Connect with us

Kabar

Ayo Bangun Solidaritas untuk Muslim di Krimea

Published

on

PADA tanggal ini, 18 Mei, 74 tahun yang lalu, sekelompok etnis Muslim di semenanjung Krimea, Ukraina, dideportasi oleh Pemerintah Uni Soviet dengan alasan transfer populasi. Pada kenyataannya, kelompok Muslim yang lazim disebut Tatar Krimea ini dideportasi atas dasar kebijakan pembersihan etnis yang digawangi oleh Joseph Stalin.

Washington Post (2017) menulis bahwa akibat peristiwa yang banyak memakan korban jiwa itu, Tatar Krimea memiliki warisan abadi permusuhan dengan Rusia. Apalagi dengan terjadinya aneksasi Krimea oleh Rusia 2014 silam, permusuhan ini terus menguat.

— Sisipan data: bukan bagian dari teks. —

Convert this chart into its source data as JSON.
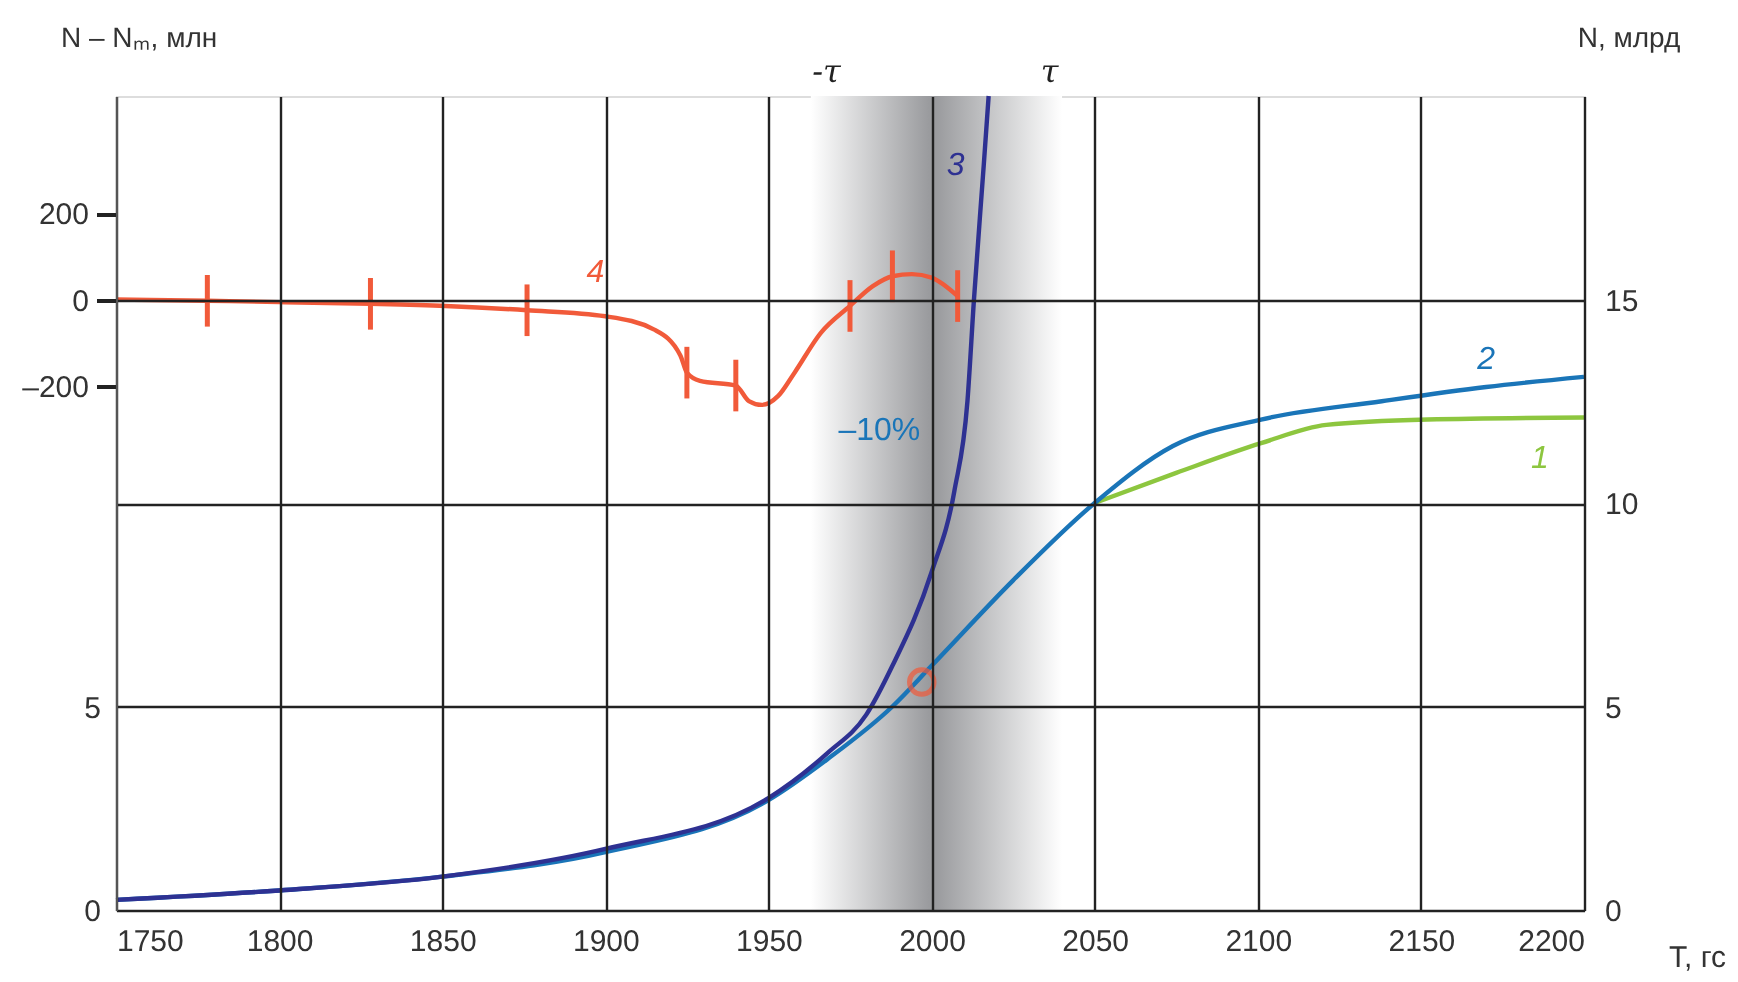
{
  "chart_data": {
    "type": "line",
    "xlabel": "T, гс",
    "y2label": "N, млрд",
    "y3label": "N – Nₘ, млн",
    "xlim": [
      1750,
      2200
    ],
    "xticks": [
      1750,
      1800,
      1850,
      1900,
      1950,
      2000,
      2050,
      2100,
      2150,
      2200
    ],
    "ylim": [
      0,
      20
    ],
    "yticks": [
      0,
      5
    ],
    "y2lim": [
      0,
      20
    ],
    "y2ticks": [
      0,
      5,
      10,
      15
    ],
    "y3lim": [
      -1419,
      473
    ],
    "y3ticks": [
      200,
      0,
      {
        "value": -200,
        "label": "–200"
      }
    ],
    "grid": true,
    "line_style": "solid",
    "bands": [
      {
        "axis": "x",
        "from": 1963,
        "to": 2040,
        "color": "#9a9b9e"
      }
    ],
    "annotations": [
      "-τ",
      "τ",
      "–10%"
    ],
    "series": [
      {
        "name": "1",
        "color": "#8dc63f",
        "x": [
          2050,
          2075,
          2101,
          2121,
          2152,
          2200
        ],
        "values": [
          10.0,
          10.74,
          11.47,
          11.92,
          12.05,
          12.1
        ]
      },
      {
        "name": "2",
        "color": "#1a75b8",
        "x": [
          1750,
          1800,
          1850,
          1900,
          1950,
          1968,
          1988,
          2000,
          2025,
          2050,
          2074,
          2101,
          2138,
          2170,
          2200
        ],
        "values": [
          0.25,
          0.48,
          0.82,
          1.42,
          2.7,
          3.7,
          5.0,
          6.0,
          8.1,
          10.0,
          11.4,
          12.05,
          12.5,
          12.85,
          13.1
        ]
      },
      {
        "name": "3",
        "color": "#2e3192",
        "x": [
          1750,
          1800,
          1850,
          1900,
          1950,
          1968,
          1980,
          1988,
          2000,
          2007,
          2011,
          2013,
          2016,
          2017.5
        ],
        "values": [
          0.25,
          0.48,
          0.82,
          1.5,
          2.75,
          3.85,
          4.8,
          6.0,
          8.3,
          10.3,
          12.5,
          15.0,
          18.3,
          20.0
        ]
      },
      {
        "name": "4",
        "color": "#f15a3a",
        "axis": "y3",
        "x": [
          1750,
          1778,
          1800,
          1828,
          1851,
          1876,
          1900,
          1915,
          1923,
          1925,
          1929,
          1940,
          1944,
          1948,
          1953,
          1958,
          1966,
          1975,
          1982,
          1988,
          1994,
          2000,
          2008
        ],
        "values": [
          0,
          -3,
          -6,
          -10,
          -15,
          -25,
          -39,
          -70,
          -130,
          -170,
          -189,
          -200,
          -236,
          -245,
          -224,
          -170,
          -78,
          -15,
          31,
          54,
          59,
          51,
          8
        ],
        "errors": [
          null,
          60,
          null,
          60,
          null,
          60,
          null,
          null,
          null,
          60,
          null,
          60,
          null,
          null,
          null,
          null,
          null,
          60,
          null,
          60,
          null,
          null,
          60
        ]
      },
      {
        "type": "scatter",
        "marker": "circle",
        "color": "#f15a3a",
        "x": [
          1997
        ],
        "values": [
          5.6
        ]
      }
    ]
  }
}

Dalam rilisnya (17/5), Duta Besar Ukraina untuk Republik Indonesia Volodymyr Pakhil menyatakan bahwa Mei 1944, Tatar Krimea atau Muslim Ukraina dideportasi dari Semenanjung Krimea sebagai bagian dari tindakan yang telah diatur negara dan dilakukan secara paksa oleh kepemimpinan Uni Soviet.

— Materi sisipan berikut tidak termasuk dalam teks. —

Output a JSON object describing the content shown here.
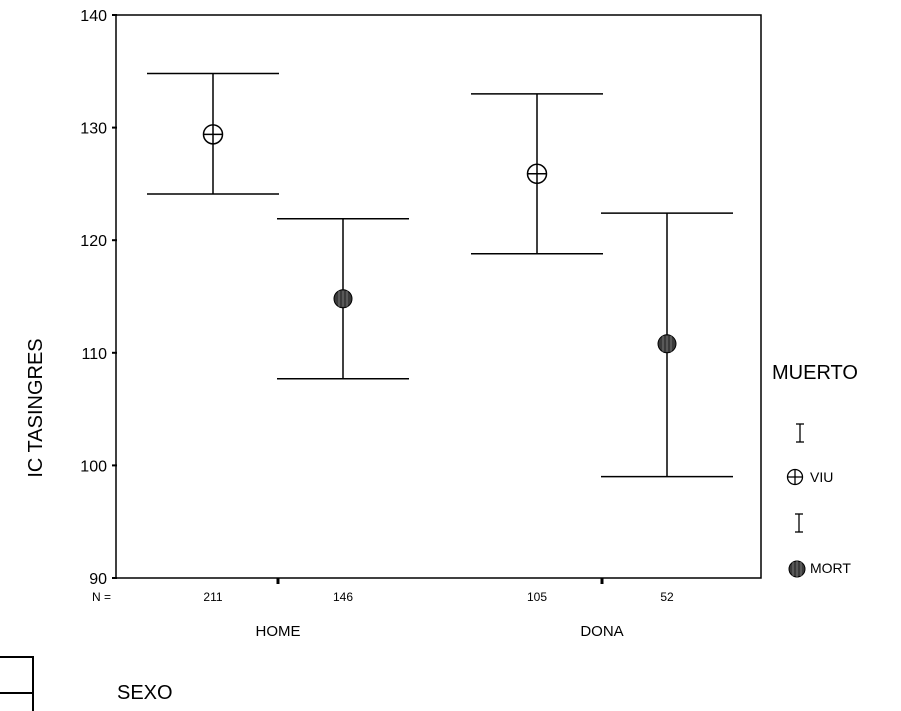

Pemerintah Soviet mendeportasi 200.000-an Tatar Krimea ke Asia Tengah atas tuduhan telah berkolaborasi perang dengan Nazi. Soviet tidak pandang bulu dalam deportasi tersebut karena bahkan warga Tatar Krimea yang bertugas sebagai perwira di pasukan pertahanan Soviet waktu itu pun ikut dideportasi.

Kekejaman deportasi ini terlihat mulai dari tidak diizinkannya warga untuk membawa harta bendanya sama sekali. Perjalanan panjang ke Asia Tengah menggunakan mayoritas kendaraan yang ditarik hewan ternak terbukti mematikan bagi banyak orang. Diperkirakan, 20 hingga 46 persen populasi Tatar Krimea meninggal dalam proses deportasi itu, baik dalam perjalanan atau selama tahun pertama di pengasingan sebagian besar karena penyakit dan kekurangan gizi.

Duta Besar Ukraina untuk Republik Indonesia Volodymyr Pakhil.

Pada tahun 1989, ketika Uni Soviet dibubarkan, Tatar Krimea diizinkan untuk mulai berangsur-angsur kembali ke rumah leluhur mereka di Krimea.

Dalam hal ini, Pakhil menyatakan bahwa sejak kemerdekaan Ukraina pada tahun 1991, Pemerintah Ukraina bertanggung jawab untuk menjamin hak dan kebebasan orang Tatar Krimea, proses adaptasi, serta penyatuan mereka ke dalam masyarakat Ukraina.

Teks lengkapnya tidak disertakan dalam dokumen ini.